Monetary Policy Director Bruno Serra refrained from announcing a programme to systematically sell dollars from Brazil’s foreign reserves, but said this doesn’t mean the Central Bank is stepping out of the market any time soon.
“We will intervene for as long as needed,” he declared at a Bloomberg event in São Paulo, pledging to use all tools in the necessary amounts whenever it deems the foreign exchange market dysfunctional.

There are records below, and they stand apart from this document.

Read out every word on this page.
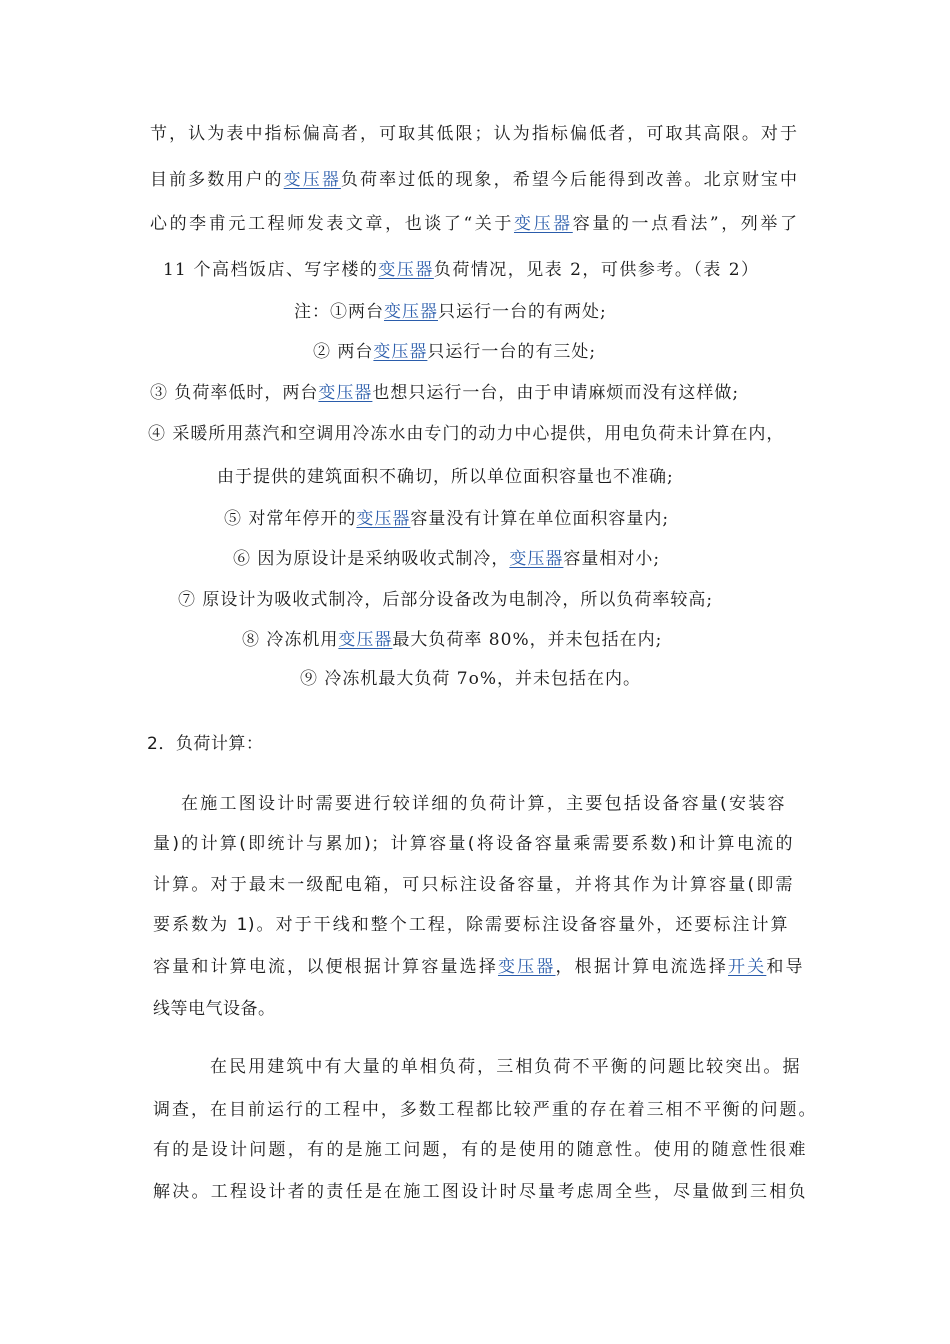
节，认为表中指标偏高者，可取其低限；认为指标偏低者，可取其高限。对于
目前多数用户的变压器负荷率过低的现象，希望今后能得到改善。北京财宝中
心的李甫元工程师发表文章，也谈了“关于变压器容量的一点看法”，列举了
11 个高档饭店、写字楼的变压器负荷情况，见表 2，可供参考。（表 2）
注：①两台变压器只运行一台的有两处;
② 两台变压器只运行一台的有三处;
③ 负荷率低时，两台变压器也想只运行一台，由于申请麻烦而没有这样做;
④ 采暖所用蒸汽和空调用冷冻水由专门的动力中心提供，用电负荷未计算在内，
由于提供的建筑面积不确切，所以单位面积容量也不准确;
⑤ 对常年停开的变压器容量没有计算在单位面积容量内;
⑥ 因为原设计是采纳吸收式制冷，变压器容量相对小;
⑦ 原设计为吸收式制冷，后部分设备改为电制冷，所以负荷率较高;
⑧ 冷冻机用变压器最大负荷率 80%，并未包括在内;
⑨ 冷冻机最大负荷 7o%，并未包括在内。
2．负荷计算：
在施工图设计时需要进行较详细的负荷计算，主要包括设备容量(安装容
量)的计算(即统计与累加)；计算容量(将设备容量乘需要系数)和计算电流的
计算。对于最末一级配电箱，可只标注设备容量，并将其作为计算容量(即需
要系数为 1)。对于干线和整个工程，除需要标注设备容量外，还要标注计算
容量和计算电流，以便根据计算容量选择变压器，根据计算电流选择开关和导
线等电气设备。
在民用建筑中有大量的单相负荷，三相负荷不平衡的问题比较突出。据
调查，在目前运行的工程中，多数工程都比较严重的存在着三相不平衡的问题。
有的是设计问题，有的是施工问题，有的是使用的随意性。使用的随意性很难
解决。工程设计者的责任是在施工图设计时尽量考虑周全些，尽量做到三相负
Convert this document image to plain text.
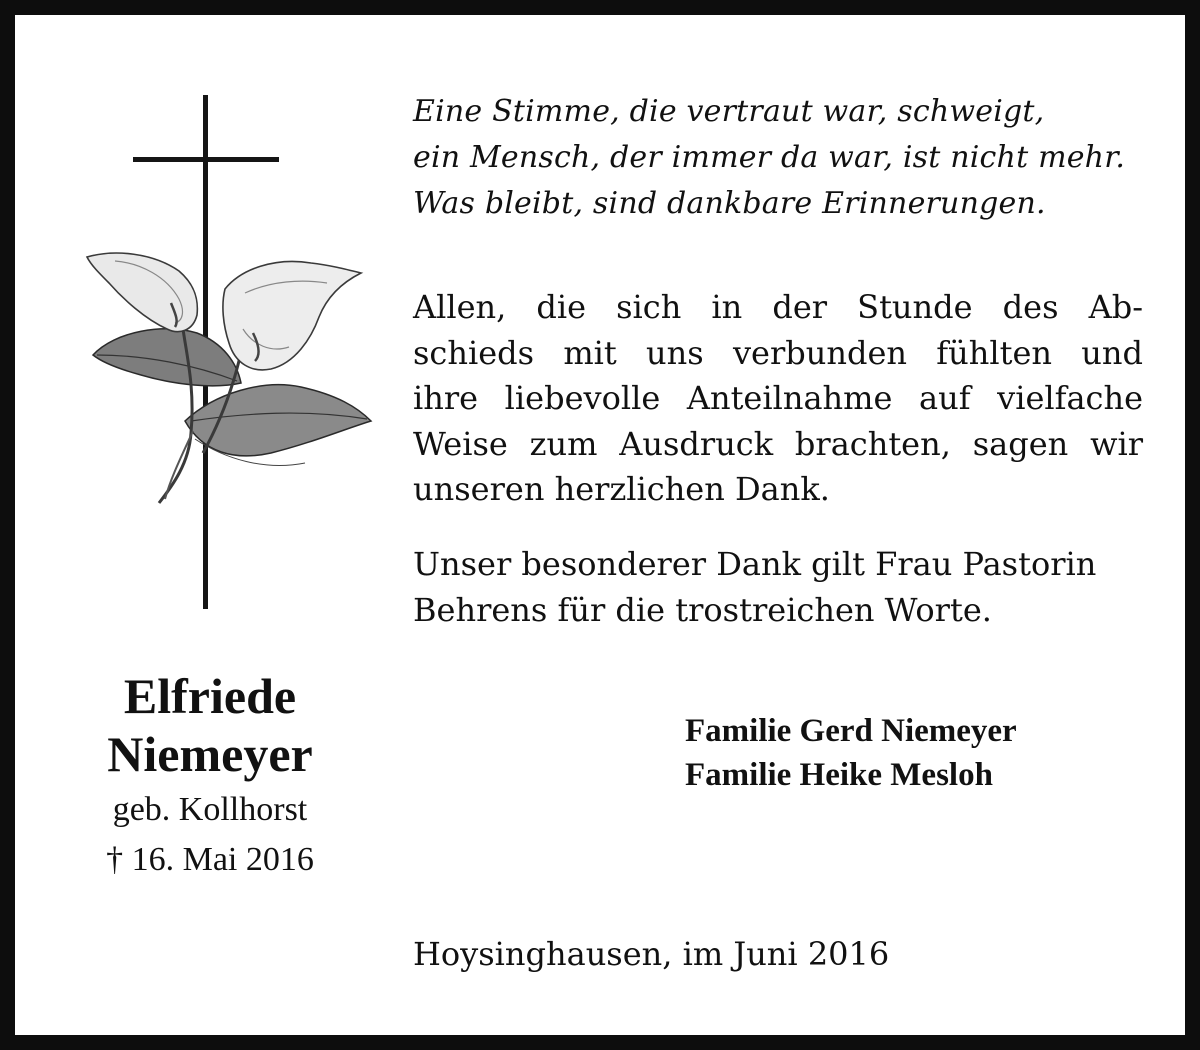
Eine Stimme, die vertraut war, schweigt,
ein Mensch, der immer da war, ist nicht mehr.
Was bleibt, sind dankbare Erinnerungen.
Allen, die sich in der Stunde des Ab-
schieds mit uns verbunden fühlten und
ihre liebevolle Anteilnahme auf vielfache
Weise zum Ausdruck brachten, sagen wir
unseren herzlichen Dank.
Unser besonderer Dank gilt Frau Pastorin
Behrens für die trostreichen Worte.
Familie Gerd Niemeyer
Familie Heike Mesloh
Elfriede
Niemeyer
geb. Kollhorst
† 16. Mai 2016
Hoysinghausen, im Juni 2016
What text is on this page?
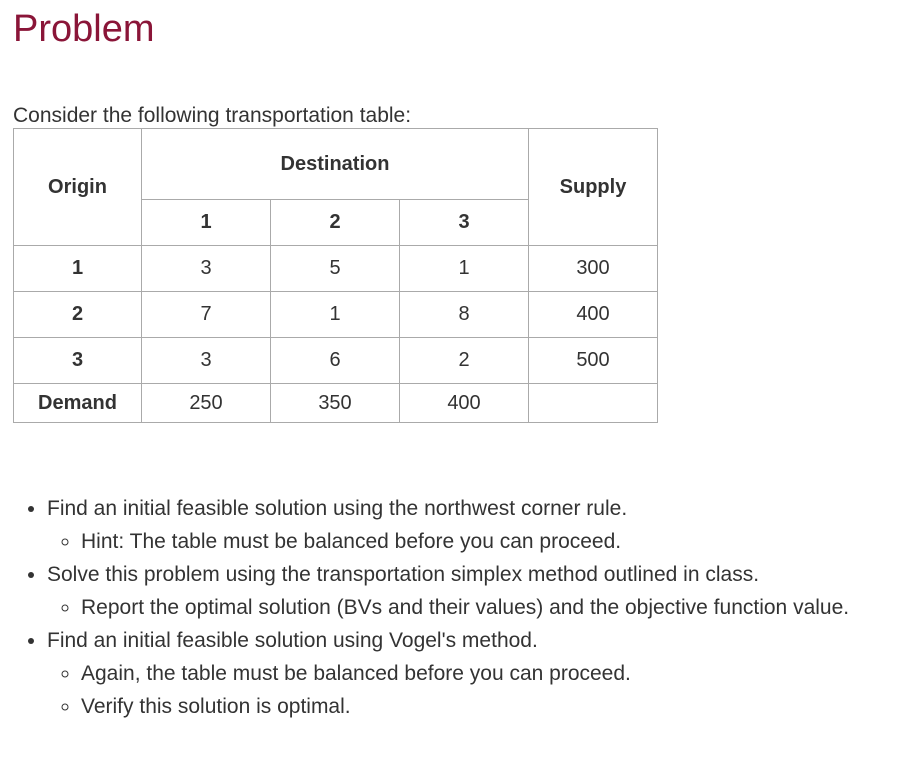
Problem

Consider the following transportation table:

Origin	Destination			Supply
	1	2	3	
1	3	5	1	300
2	7	1	8	400
3	3	6	2	500
Demand	250	350	400	
• Find an initial feasible solution using the northwest corner rule.
◦ Hint: The table must be balanced before you can proceed.
• Solve this problem using the transportation simplex method outlined in class.
◦ Report the optimal solution (BVs and their values) and the objective function value.
• Find an initial feasible solution using Vogel's method.
◦ Again, the table must be balanced before you can proceed.
◦ Verify this solution is optimal.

The real slid more than three percent to a fresh record of 4.78 per US dollar even after the Central Bank sold US$3 billion in a spot dollar auction. That’s three times the amount it had initially announced on Friday, when the currency was weakening on bets the Central Bank would further cut interest rates to shield the economy against the impact of the coronavirus epidemic.
Pressure on the real mounted on Monday after oil prices collapsed on international markets. The currency has lost more than 15 percent against the US dollar so far this year, making it the worst performing in the world and leading Economy Minister Paulo Guedes to call for serenity.
“The new Brazil has lower interest rates and a weaker currency,” he pointed.
Before Monday, the Central Bank had been stepping into the foreign exchange markets only via swap auctions, of which it sold US$9.5 billion in the past month in a bid to contain the volatility.
Disappointing economic figures and declining forecasts for growth this year are also weighing on Brazilian assets - especially the real, which is often used as hedge for long positions in stocks and rates.
The Central Bank signalled last Tuesday it will likely cut borrowing costs in its March 18 meeting, resuming the easing cycle markets had thought was over. The statement put extra pressure on the currency and led traders to fully price in a quarter-point rate cut.
Serra played down the idea of an emergency cut, saying the best place to decide on monetary policy is the Central Bank’s rate-setting meeting. Policy makers have other instruments available, he indicated, including mandatory reserve requirements and prudential regulation.